Energy companies had been issuing bonds worth more than $1 billion in the first 10 months of the year. In November, however, only one floated a bond.

Latin American companies' issuance of corporate bonds -- which took a 14% year-on-year jump in the January-October period, to $76.9 billion -- is screeching to a halt.

More Asian companies are also holding off on floating bonds. Companies in Thailand, Indonesia and other Southeast Asian nations issued a total of $2.9 billion worth of bonds in November, down 65% from a year earlier.

In South Korea, casino operator Paradise has canceled a plan to issue a 100 billion won ($83.1 million) bond, citing higher interest rates. In the Middle East, the issuance of corporate bonds has contracted 18%.

ONGOING INSTABILITY The trend is attributable to unstable financial conditions since the U.S. presidential election. In Japan the dollar in November soared nearly 13 yen to 113.9, representing the largest monthly appreciation in the dollar-yen forex market since October 2008, right after the outbreak of the global financial crisis.

Currencies of emerging economies also lost value against the dollar during the month. The Mexican peso dropped 9%, the Brazilian real 6% and the Malaysian ringgit 7%.

For companies in these countries that have issued dollar-denominated bonds, their interest payment burdens just got a lot heavier.

"Many companies in emerging economies appear to be trying to figure out U.S. President-elect [Donald] Trump's economic policies," said Yasutoyo Takada, head of the credit investment department at Nippon Life Insurance.

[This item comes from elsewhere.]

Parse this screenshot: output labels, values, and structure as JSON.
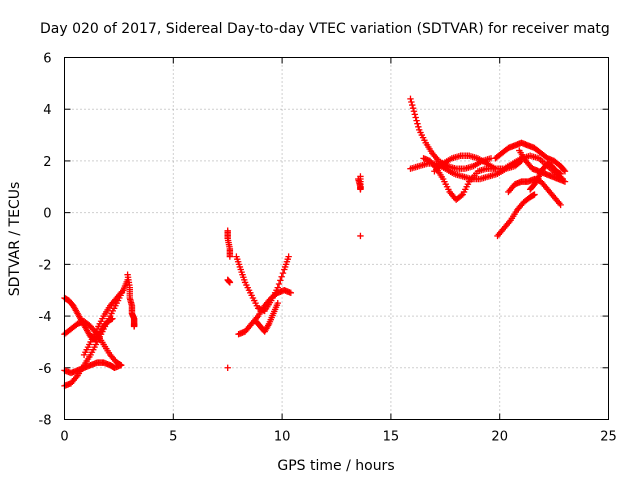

The policies may affect business and investment plans by companies in emerging economies.

RISK SHY In a related development, overseas investors are holding off on making bets on emerging economies. The Institute of International Finance reported that a total of $24.2 billion in funds were withdrawn from emerging economies by overseas investors in November, with bonds accounting for 70% of the sum.

The lack of aggressive bond buyers is making it difficult to float debt securities, said Masao Muraki of Deutsche Securities.

The U.S. Federal Reserve Board raised interest rates in December, so the flow of funds from emerging economies to the U.S., where the return on capital is now better, is expected to continue.

Yet emerging economy currencies are regaining relative stability, while crude oil prices are showing signs of picking up.

Petroleos Mexicanos, or Pemex, Mexico's state-run oil company, issued a corporate bond early this month. It was the first flotation by a Latin American company in about a month.

The big question is whether highly credit-worthy companies in the developing world will follow in Pemex's footsteps.